Modeling based on V1 circuitry
To understand what neural mechanisms may underlie the differences between fovea and periphery, we constructed a model of V1 with the following constraints: physiologically plausible and able to make quantitative predictions for our measurements. Specifically, our model involves an orientation-selective layer of neurons (black) stacked on a color-selective layer of neurons (gray), Fig. 4A. Both layers are topographically organized, providing a cortical spatial map of the feature they are selective for (B and C). The orientation discrimination task is performed by the model based on the output of the orientation-selective layer only and similarly for color discrimination. The conjunction task is performed by combining the two feature maps to generate a joint color-orientation spatial map (see Fig. 2F). However, the spatial accuracy with which the two maps are combined depends on the precision of the local connectivity between the two neuronal layers (solid and dashed connecting lines in Fig. 4A).
|
An interesting aspect of the simulation is that not only does our model correctly predict the threshold elevation for conjunction in the periphery, but it also captures the set size effect (increasing trend with increasing set size) for both individual thresholds (Fig. 5A) and for their ratios (Fig. 5B). This may not be intuitively obvious in that we did not incorporate any special mechanisms (e.g., a serial searcher for conjunction) that would be trivially expected to produce this pattern. The effect derives from the fact that additional segments increase the opportunity for generating false targets (illusory conjunctions).

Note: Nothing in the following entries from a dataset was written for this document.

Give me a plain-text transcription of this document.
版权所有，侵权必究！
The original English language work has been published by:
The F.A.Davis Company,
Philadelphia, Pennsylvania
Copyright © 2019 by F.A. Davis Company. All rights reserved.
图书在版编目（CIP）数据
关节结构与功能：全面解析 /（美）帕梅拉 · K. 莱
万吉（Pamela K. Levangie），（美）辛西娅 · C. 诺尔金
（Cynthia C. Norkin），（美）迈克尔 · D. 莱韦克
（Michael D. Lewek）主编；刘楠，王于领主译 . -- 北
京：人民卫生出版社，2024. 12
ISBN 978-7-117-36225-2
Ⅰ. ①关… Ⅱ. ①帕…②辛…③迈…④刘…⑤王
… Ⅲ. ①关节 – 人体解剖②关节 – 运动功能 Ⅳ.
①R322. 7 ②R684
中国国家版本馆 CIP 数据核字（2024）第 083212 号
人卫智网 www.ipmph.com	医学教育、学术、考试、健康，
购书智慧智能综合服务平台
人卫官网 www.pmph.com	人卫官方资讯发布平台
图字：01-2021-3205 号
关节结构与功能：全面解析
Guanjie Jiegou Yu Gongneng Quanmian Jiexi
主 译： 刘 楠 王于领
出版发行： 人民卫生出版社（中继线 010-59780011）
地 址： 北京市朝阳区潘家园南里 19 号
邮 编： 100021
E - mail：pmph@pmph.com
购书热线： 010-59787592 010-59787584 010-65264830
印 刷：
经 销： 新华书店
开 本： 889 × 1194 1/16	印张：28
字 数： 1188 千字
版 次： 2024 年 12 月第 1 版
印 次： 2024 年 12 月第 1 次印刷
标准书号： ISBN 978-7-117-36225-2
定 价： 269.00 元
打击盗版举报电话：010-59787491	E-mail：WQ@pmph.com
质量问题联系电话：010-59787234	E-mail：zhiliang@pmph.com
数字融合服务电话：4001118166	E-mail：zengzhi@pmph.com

The model prediction for foveal ratio between conjunction and orientation at set size 16 is slightly smaller than one (left portion of light gray shading in Fig. 5B), meaning that our model predicts that size threshold in the conjunction task should be smaller than size threshold in the orientation discrimination task for this condition. This effect stems from the fact that the stimuli we used for the conjunction task contained two target segments, whereas there was only one target segment in the orientation discrimination task [although the 2 tasks were equivalent in terms of the number of configurations (i.e., 2) that targets could randomly take: (vertical and black) + (horizontal and white) or (vertical and white) + (horizontal and black) in the conjunction task, and vertical or horizontal in the orientation discrimination task]. Indeed, we observed this effect in some human observers (smallest open symbol in Fig. 3, A and D) and in the subject average (left-most open symbol in Fig. 5B), but it was rather small.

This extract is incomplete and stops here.